RE: [PATCH 0/4] locks: avoid thundering-herd wake-ups

From: Frank Filz
Date: Wed Aug 08 2018 - 19:34:36 EST


> On Wed, 2018-08-08 at 17:28 -0400, J. Bruce Fields wrote:
> > On Wed, Aug 08, 2018 at 04:09:12PM -0400, J. Bruce Fields wrote:
> > > On Wed, Aug 08, 2018 at 03:54:45PM -0400, J. Bruce Fields wrote:
> > > > On Wed, Aug 08, 2018 at 11:51:07AM +1000, NeilBrown wrote:
> > > > > If you have a many-core machine, and have many threads all
> > > > > wanting to briefly lock a give file (udev is known to do this),
> > > > > you can get quite poor performance.
> > > > >
> > > > > When one thread releases a lock, it wakes up all other threads
> > > > > that are waiting (classic thundering-herd) - one will get the
> > > > > lock and the others go to sleep.
> > > > > When you have few cores, this is not very noticeable: by the
> > > > > time the 4th or 5th thread gets enough CPU time to try to claim
> > > > > the lock, the earlier threads have claimed it, done what was needed, and
> released.
> > > > > With 50+ cores, the contention can easily be measured.
> > > > >
> > > > > This patchset creates a tree of pending lock request in which
> > > > > siblings don't conflict and each lock request does conflict with its parent.
> > > > > When a lock is released, only requests which don't conflict with
> > > > > each other a woken.
> > > >
> > > > Are you sure you aren't depending on the (incorrect) assumption
> > > > that "X blocks Y" is a transitive relation?
> > > >
> > > > OK I should be able to answer that question myself, my patience
> > > > for code-reading is at a real low this afternoon....
> > >
> > > In other words, is there the possibility of a tree of, say,
> > > exclusive locks with (offset, length) like:
> > >
> > > (0, 2) waiting on (1, 2) waiting on (2, 2) waiting on (0, 4)
> > >
> > > and when waking (0, 4) you could wake up (2, 2) but not (0, 2),
> > > leaving a process waiting without there being an actual conflict.
> >
> > After batting it back and forth with Jeff on IRC.... So do I
> > understand right that when we wake a waiter, we leave its own tree of
> > waiters intact, and when it wakes if it finds a conflict it just adds
> > it lock (with tree of waiters) in to the tree of the conflicting lock?
> >
> > If so then yes I think that depends on the transitivity
> > assumption--you're assuming that finding a conflict between the root
> > of the tree and a lock proves that all the other members of the tree
> > also conflict.
> >
> > So maybe this example works. (All locks are exclusive and written
> > (offset, length), X->Y means X is waiting on Y.)
> >
> > process acquires (0,3)
> > 2nd process requests (1,2), is put to sleep.
> > 3rd process requests (0,2), is put to sleep.
> >
> > The tree of waiters now looks like (0,2)->(1,2)->(0,3)
> >
> > (0,3) is unlocked.
> > A 4th process races in and locks (2,2).
> > The 2nd process wakes up, sees this new conflict, and waits on
> > (2,2).
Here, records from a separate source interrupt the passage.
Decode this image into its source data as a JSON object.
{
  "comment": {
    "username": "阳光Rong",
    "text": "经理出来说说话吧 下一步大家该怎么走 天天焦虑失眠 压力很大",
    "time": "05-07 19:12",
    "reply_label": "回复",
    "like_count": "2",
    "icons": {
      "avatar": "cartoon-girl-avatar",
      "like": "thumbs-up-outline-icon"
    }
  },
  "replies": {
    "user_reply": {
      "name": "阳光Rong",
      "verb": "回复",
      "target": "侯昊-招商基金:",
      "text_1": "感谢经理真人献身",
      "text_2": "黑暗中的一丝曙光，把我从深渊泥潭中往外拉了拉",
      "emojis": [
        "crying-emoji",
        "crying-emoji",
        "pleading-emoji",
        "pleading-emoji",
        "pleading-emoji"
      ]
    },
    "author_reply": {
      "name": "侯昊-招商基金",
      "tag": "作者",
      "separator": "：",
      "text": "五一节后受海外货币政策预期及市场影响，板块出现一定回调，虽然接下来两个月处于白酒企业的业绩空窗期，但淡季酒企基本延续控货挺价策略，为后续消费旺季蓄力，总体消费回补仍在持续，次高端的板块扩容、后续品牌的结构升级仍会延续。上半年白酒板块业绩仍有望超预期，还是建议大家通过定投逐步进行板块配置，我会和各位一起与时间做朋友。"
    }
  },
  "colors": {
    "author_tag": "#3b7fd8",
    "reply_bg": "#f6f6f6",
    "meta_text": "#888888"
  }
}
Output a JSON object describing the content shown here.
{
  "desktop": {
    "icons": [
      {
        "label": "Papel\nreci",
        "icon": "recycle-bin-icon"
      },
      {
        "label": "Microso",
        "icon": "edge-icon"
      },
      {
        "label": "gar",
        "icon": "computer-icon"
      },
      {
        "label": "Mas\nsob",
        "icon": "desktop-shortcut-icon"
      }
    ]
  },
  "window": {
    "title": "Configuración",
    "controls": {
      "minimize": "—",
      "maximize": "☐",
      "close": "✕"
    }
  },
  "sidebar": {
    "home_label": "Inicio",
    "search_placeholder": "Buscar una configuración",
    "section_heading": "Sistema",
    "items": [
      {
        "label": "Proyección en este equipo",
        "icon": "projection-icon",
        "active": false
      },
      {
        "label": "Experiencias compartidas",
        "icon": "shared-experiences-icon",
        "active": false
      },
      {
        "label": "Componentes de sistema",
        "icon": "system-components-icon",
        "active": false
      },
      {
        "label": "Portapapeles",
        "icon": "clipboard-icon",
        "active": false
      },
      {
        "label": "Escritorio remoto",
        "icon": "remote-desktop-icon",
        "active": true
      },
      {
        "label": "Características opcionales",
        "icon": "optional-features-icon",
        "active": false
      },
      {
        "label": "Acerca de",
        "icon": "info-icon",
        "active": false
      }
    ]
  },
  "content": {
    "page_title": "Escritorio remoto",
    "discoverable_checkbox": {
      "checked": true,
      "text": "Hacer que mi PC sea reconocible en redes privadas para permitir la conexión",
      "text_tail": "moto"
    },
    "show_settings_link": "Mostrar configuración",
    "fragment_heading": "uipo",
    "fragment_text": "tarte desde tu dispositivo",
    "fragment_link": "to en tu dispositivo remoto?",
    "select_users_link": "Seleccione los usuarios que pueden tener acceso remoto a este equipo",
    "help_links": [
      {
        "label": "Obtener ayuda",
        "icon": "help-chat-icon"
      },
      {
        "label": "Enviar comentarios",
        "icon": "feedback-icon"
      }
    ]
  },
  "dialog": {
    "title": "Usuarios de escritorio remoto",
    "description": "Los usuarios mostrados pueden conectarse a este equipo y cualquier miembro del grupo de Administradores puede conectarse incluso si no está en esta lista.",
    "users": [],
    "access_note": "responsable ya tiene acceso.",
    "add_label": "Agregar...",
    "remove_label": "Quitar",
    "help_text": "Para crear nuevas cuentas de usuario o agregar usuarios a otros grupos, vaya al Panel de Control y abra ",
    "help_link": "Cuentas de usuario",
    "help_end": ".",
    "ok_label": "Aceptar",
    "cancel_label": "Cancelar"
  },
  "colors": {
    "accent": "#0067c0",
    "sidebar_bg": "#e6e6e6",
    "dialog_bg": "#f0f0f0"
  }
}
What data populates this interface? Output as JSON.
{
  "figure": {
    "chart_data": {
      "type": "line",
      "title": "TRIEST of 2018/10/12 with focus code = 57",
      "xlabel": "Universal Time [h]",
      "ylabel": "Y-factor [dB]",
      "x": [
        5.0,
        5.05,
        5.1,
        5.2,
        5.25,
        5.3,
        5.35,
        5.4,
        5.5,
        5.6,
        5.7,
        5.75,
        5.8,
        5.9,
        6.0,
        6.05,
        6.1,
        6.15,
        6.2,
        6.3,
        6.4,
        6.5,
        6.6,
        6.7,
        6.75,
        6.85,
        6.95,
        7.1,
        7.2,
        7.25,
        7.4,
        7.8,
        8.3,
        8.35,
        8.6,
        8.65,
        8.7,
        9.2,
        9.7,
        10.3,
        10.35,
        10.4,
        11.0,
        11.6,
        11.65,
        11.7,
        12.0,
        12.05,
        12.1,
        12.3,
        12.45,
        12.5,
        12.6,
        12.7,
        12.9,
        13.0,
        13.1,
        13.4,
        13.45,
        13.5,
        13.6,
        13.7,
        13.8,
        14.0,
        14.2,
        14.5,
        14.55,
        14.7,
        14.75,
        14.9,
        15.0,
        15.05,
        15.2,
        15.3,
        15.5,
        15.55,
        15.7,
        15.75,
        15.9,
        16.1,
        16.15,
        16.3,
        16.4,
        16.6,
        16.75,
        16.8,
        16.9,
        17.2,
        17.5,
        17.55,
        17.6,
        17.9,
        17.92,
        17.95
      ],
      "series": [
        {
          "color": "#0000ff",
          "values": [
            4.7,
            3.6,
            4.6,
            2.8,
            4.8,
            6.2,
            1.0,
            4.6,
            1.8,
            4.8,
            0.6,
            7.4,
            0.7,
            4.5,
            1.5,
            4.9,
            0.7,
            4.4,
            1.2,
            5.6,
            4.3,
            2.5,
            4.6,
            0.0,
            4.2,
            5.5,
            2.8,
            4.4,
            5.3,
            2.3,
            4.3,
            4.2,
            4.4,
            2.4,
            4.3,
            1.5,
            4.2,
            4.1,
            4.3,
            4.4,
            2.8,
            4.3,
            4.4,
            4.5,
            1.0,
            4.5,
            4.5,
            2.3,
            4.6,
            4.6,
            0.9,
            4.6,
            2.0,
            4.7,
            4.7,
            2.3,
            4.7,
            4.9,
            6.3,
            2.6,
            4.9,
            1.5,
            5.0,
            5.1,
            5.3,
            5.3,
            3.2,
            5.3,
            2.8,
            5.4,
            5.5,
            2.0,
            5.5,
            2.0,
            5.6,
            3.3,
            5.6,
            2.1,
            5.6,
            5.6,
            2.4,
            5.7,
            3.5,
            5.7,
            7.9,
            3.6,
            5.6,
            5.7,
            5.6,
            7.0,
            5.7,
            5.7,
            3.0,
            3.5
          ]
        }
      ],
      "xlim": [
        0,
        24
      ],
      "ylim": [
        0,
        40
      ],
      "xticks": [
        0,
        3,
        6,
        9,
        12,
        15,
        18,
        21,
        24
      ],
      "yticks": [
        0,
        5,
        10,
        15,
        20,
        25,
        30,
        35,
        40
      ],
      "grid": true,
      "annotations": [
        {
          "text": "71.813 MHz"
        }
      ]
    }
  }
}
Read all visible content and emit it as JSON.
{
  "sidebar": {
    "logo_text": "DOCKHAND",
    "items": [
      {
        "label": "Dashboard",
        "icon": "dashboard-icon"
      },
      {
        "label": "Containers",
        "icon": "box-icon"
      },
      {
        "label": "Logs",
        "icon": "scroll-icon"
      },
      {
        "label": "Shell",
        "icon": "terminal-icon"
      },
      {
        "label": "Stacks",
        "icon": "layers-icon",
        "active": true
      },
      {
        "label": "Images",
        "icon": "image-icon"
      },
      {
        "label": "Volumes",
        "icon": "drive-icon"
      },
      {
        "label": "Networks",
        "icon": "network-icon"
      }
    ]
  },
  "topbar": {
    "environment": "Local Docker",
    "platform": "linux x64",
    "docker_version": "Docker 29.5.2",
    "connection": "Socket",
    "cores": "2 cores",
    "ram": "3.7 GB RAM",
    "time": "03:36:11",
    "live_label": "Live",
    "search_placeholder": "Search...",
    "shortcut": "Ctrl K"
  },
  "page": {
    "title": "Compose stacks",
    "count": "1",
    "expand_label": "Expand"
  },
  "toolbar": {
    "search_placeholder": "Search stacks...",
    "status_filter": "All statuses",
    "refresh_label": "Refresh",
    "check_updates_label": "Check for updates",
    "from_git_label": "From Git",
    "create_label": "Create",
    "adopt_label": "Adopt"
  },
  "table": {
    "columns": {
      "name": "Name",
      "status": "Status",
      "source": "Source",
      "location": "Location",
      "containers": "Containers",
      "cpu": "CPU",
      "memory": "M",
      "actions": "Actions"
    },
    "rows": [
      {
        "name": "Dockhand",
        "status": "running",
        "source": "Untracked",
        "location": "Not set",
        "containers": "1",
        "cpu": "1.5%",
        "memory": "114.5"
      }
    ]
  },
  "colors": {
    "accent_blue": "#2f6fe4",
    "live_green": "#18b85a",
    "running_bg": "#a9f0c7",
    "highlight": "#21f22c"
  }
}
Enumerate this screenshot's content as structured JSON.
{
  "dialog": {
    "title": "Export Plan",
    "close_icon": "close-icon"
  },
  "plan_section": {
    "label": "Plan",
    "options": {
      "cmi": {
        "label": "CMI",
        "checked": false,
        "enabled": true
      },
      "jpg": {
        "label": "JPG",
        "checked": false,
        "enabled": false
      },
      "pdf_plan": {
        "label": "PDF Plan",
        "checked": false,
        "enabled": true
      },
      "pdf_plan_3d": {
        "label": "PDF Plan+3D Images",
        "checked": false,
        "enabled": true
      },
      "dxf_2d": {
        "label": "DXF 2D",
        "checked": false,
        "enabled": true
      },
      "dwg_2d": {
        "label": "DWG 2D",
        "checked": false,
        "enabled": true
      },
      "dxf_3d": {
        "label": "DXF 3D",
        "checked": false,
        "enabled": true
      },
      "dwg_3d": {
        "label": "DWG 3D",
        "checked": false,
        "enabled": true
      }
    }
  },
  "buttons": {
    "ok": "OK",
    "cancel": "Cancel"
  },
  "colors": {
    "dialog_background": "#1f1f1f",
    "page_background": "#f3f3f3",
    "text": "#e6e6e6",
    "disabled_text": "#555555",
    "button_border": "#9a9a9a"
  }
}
Now the tree looks like (0,2)->(1,2)->(2,2), and (0,2)
> > is waiting for no reason.
> >
>
> That seems like a legit problem.
>
> One possible fix might be to have the waiter on (1,2) walk down the entire
> subtree and wake up any waiter that is waiting on a lock that doesn't conflict
> with the lock on which it's waiting.
>
> So, before the task waiting on 1,2 goes back to sleep to wait on 2,2, it could
> walk down its entire fl_blocked subtree and wake up anything waiting on a lock
> that doesn't conflict with (2,2).
>
> That's potentially an expensive operation, but:
>
> a) the task is going back to sleep anyway, so letting it do a little extra work
> before that should be no big deal
>
> b) it's probably still cheaper than waking up the whole herd

Yea, I think so.

Now here's another question... How does this new logic play with Open File Description Locks? Should still be ok since there's a thread waiting on each of those.

Frank